Anxiety is a natural emotional response to stress, experienced by everyone at some point. It can range from mild unease to intense feelings of dread or panic. At its core, anxiety is a protective mechanism, designed to alert us to perceived threats. Today's sources of anxiety, such as work pressure, trauma or societal and family expectations, are typically linked to perceived dangers like failure, judgment or criticism.
Anxiety is fundamentally the fear of the unknown, often triggered when we lack trust in ourselves and our ability to navigate the situations around us. When we feel uncertain about how to handle challenges or confront our personal fears, this can spiral into panic and anxiety. The causes of anxiety are unique to each person, so understanding its root causes is essential for addressing it and creating lasting change.
One transformative approach to managing anxiety is shifting how we relate to it. Rather than viewing anxiety as an enemy to fight or ignore, we can reframe it as a messenger, signalling that something within us is out of alignment. From an early age, many of us are taught to suppress or “push through” anxious feelings, but by embracing anxiety as a natural response, we can start to understand what might be unsettling internally. Approaching anxiety with curiosity rather than fear allows us to learn from it.

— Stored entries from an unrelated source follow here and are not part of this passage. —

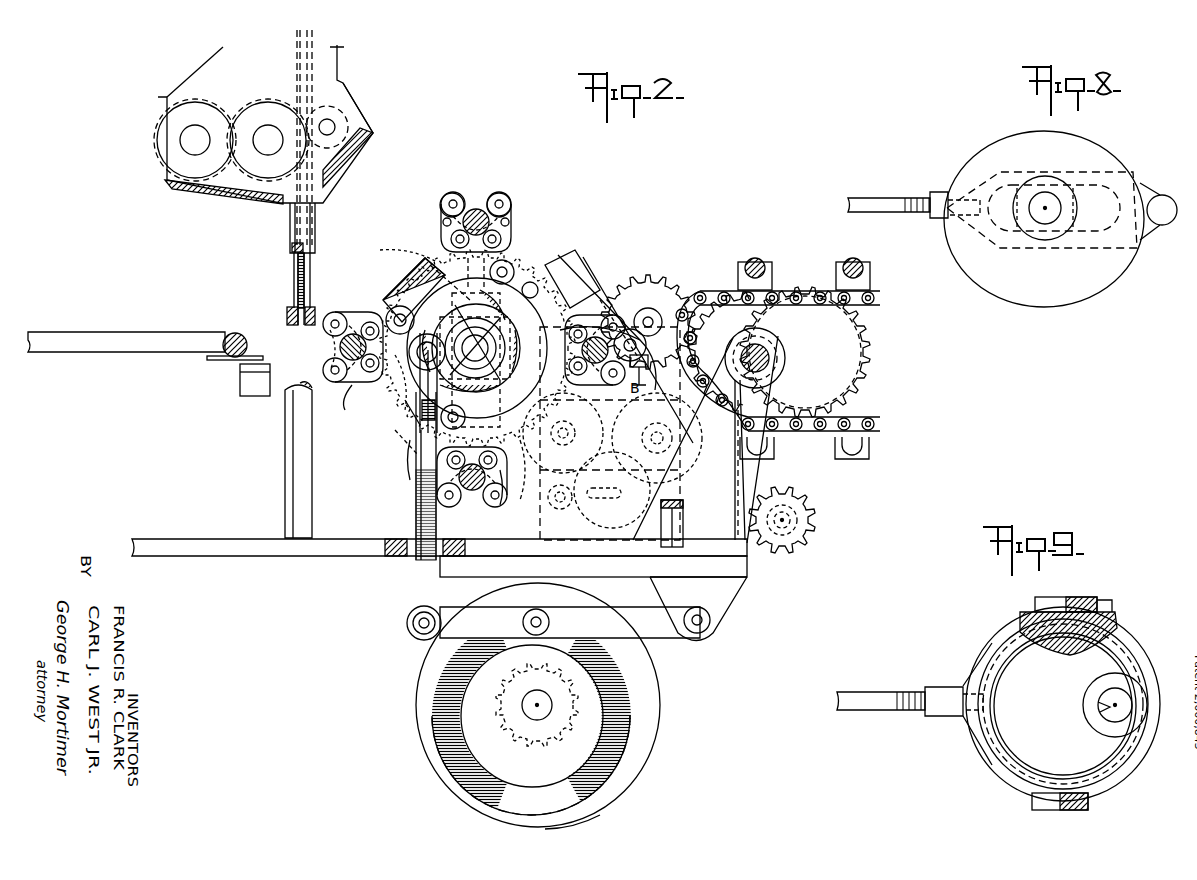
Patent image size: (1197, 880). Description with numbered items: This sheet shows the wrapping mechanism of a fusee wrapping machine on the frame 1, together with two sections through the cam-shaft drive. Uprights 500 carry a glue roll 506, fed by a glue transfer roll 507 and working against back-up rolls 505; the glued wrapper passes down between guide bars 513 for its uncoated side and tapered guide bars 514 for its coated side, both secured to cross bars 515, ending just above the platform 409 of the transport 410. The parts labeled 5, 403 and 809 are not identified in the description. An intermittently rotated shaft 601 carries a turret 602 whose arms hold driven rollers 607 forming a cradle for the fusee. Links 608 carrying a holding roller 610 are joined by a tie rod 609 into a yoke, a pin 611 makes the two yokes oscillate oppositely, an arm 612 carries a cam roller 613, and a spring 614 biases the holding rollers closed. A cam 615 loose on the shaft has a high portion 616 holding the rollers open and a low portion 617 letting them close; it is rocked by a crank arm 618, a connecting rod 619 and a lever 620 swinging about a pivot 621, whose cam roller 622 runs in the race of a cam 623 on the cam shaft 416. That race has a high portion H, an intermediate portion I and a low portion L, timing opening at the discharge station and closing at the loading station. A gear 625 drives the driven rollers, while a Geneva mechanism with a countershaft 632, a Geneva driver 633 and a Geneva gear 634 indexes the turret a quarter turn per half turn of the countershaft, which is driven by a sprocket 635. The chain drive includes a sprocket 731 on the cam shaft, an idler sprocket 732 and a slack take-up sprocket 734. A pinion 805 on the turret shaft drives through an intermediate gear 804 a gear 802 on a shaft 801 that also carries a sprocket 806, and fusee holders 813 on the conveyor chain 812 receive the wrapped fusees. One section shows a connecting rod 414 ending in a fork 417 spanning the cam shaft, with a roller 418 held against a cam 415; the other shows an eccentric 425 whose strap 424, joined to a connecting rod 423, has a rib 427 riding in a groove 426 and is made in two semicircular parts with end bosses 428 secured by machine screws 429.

In FIG. 2, the frame 1 is at (222, 556).
In FIG. 2, the strip guide 5 is at (332, 53).
In FIG. 2, the feed bar 403 is at (126, 342).
In FIG. 2, the platform 409 is at (262, 362).
In FIG. 2, the transport 410 is at (257, 380).
In FIG. 8, the connecting rod 414 is at (870, 190).
In FIG. 8, the cam 415 is at (1040, 308).
In FIG. 2, the cam shaft 416 is at (540, 722).
In FIG. 8, the cam shaft 416 is at (1045, 225).
In FIG. 9, the cam shaft 416 is at (1110, 708).
In FIG. 8, the fork 417 is at (946, 190).
In FIG. 8, the roller 418 is at (1160, 224).
In FIG. 9, the connecting rod 423 is at (855, 705).
In FIG. 9, the strap 424 is at (980, 642).
In FIG. 9, the eccentric 425 is at (1063, 706).
In FIG. 9, the groove 426 is at (995, 770).
In FIG. 9, the rib 427 is at (1035, 620).
In FIG. 9, the end bosses 428 is at (1075, 588).
In FIG. 9, the machine screws 429 is at (1097, 605).
In FIG. 2, the uprights 500 is at (290, 230).
In FIG. 2, the back-up rolls 505 is at (348, 120).
In FIG. 2, the glue roll 506 is at (262, 122).
In FIG. 2, the glue transfer roll 507 is at (198, 125).
In FIG. 2, the guide bars 513 is at (308, 272).
In FIG. 2, the guide bars 514 is at (294, 268).
In FIG. 2, the cross bars 515 is at (312, 308).
In FIG. 2, the shaft 601 is at (476, 360).
In FIG. 2, the turret 602 is at (535, 295).
In FIG. 2, the driven roller 607 is at (360, 385).
In FIG. 2, the links 608 is at (442, 202).
In FIG. 2, the tie rod 609 is at (445, 222).
In FIG. 2, the holding roller 610 is at (500, 195).
In FIG. 2, the pin 611 is at (476, 238).
In FIG. 2, the arm 612 is at (490, 272).
In FIG. 2, the cam roller 613 is at (390, 328).
In FIG. 2, the spring 614 is at (469, 336).
In FIG. 2, the cam 615 is at (432, 262).
In FIG. 2, the high portion 616 is at (410, 275).
In FIG. 2, the low portion 617 is at (495, 500).
In FIG. 2, the crank arm 618 is at (425, 313).
In FIG. 2, the connecting rod 619 is at (418, 512).
In FIG. 2, the lever 620 is at (432, 608).
In FIG. 2, the pivot 621 is at (698, 630).
In FIG. 2, the cam roller 622 is at (540, 612).
In FIG. 2, the cam 623 is at (661, 725).
In FIG. 2, the gear 625 is at (405, 440).
In FIG. 2, the countershaft 632 is at (622, 315).
In FIG. 2, the Geneva driver 633 is at (568, 285).
In FIG. 2, the Geneva gear 634 is at (415, 455).
In FIG. 2, the sprocket 635 is at (618, 280).
In FIG. 2, the sprocket 731 is at (528, 738).
In FIG. 2, the idler sprocket 732 is at (790, 552).
In FIG. 2, the slack take-up sprocket 734 is at (530, 490).
In FIG. 2, the shaft 801 is at (758, 345).
In FIG. 2, the gear 802 is at (832, 360).
In FIG. 2, the intermediate gear 804 is at (505, 505).
In FIG. 2, the pinion 805 is at (405, 420).
In FIG. 2, the sprocket 806 is at (828, 384).
In FIG. 2, the frame 809 is at (672, 492).
In FIG. 2, the conveyor chain 812 is at (862, 310).
In FIG. 2, the fusee holders 813 is at (700, 330).
In FIG. 2, the intermediate portion I is at (428, 705).
In FIG. 2, the low portion L is at (620, 668).
In FIG. 2, the high portion H is at (555, 825).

Anxiety can also stem from the fear of rejection or disapproval, often rooted in early experiences of emotional neglect or invalidation. When we suppress our authentic feelings and needs in order to avoid rejection, we create an internal conflict. This conflict arises when our true selves are at odds with the persona or mask we present externally to gain acceptance. As we disconnect from our authentic selves and rely on external validation, anxiety builds because we are out of alignment with our core values and desires, leading to an underlying sense of unease and fear.

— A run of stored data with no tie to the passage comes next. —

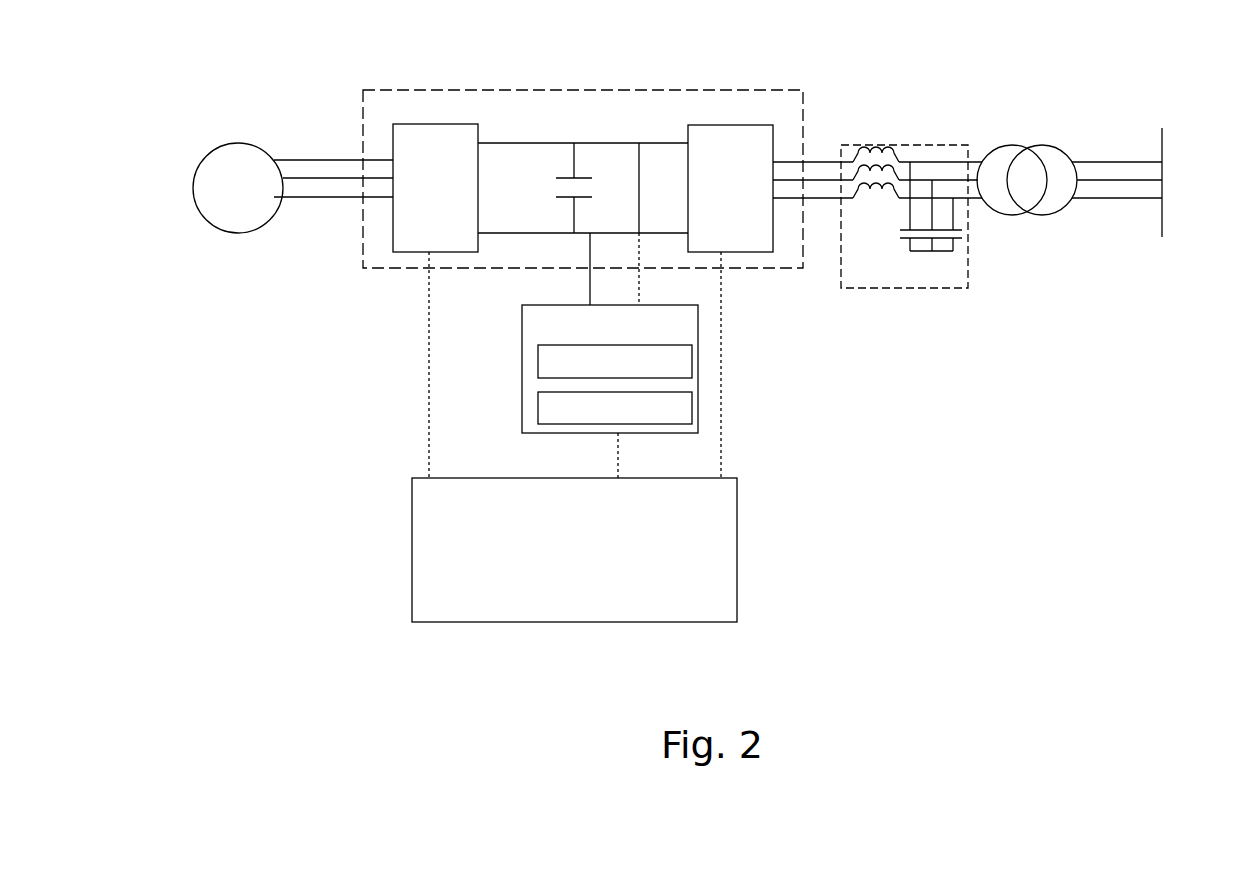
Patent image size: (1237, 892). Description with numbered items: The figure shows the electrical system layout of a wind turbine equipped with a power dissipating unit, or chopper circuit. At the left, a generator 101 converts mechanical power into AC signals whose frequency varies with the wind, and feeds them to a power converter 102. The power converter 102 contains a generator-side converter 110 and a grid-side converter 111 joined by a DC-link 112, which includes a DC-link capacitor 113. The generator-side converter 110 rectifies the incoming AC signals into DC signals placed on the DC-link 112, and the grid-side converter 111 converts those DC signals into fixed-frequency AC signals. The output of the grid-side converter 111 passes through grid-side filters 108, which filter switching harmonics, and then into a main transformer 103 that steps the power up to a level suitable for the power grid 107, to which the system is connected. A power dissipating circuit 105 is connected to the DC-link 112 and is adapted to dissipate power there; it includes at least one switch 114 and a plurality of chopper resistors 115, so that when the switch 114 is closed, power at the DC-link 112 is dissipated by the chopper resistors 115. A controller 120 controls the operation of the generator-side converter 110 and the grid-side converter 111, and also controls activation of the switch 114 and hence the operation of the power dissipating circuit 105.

The generator 101 is at (240, 142).
The power converter 102 is at (805, 122).
The main transformer 103 is at (1047, 146).
The power dissipating circuit 105 is at (568, 337).
The power grid 107 is at (1165, 160).
The grid-side filters 108 is at (922, 145).
The generator-side converter 110 is at (447, 166).
The grid-side converter 111 is at (742, 168).
The DC-link 112 is at (501, 143).
The DC-link capacitor 113 is at (573, 217).
The switch 114 is at (588, 373).
The chopper resistors 115 is at (588, 418).
The controller 120 is at (467, 518).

Healing this cycle involves reconnecting with a strong sense of ourselves and developing internal validation. By setting healthy boundaries, recognising and honouring our emotions, and learning to trust ourselves, we begin to reduce the anxious need for external approval. As we move toward internal alignment and self-acceptance, the anxiety tied to validation and rejection diminishes, fostering emotional resilience and self-stability.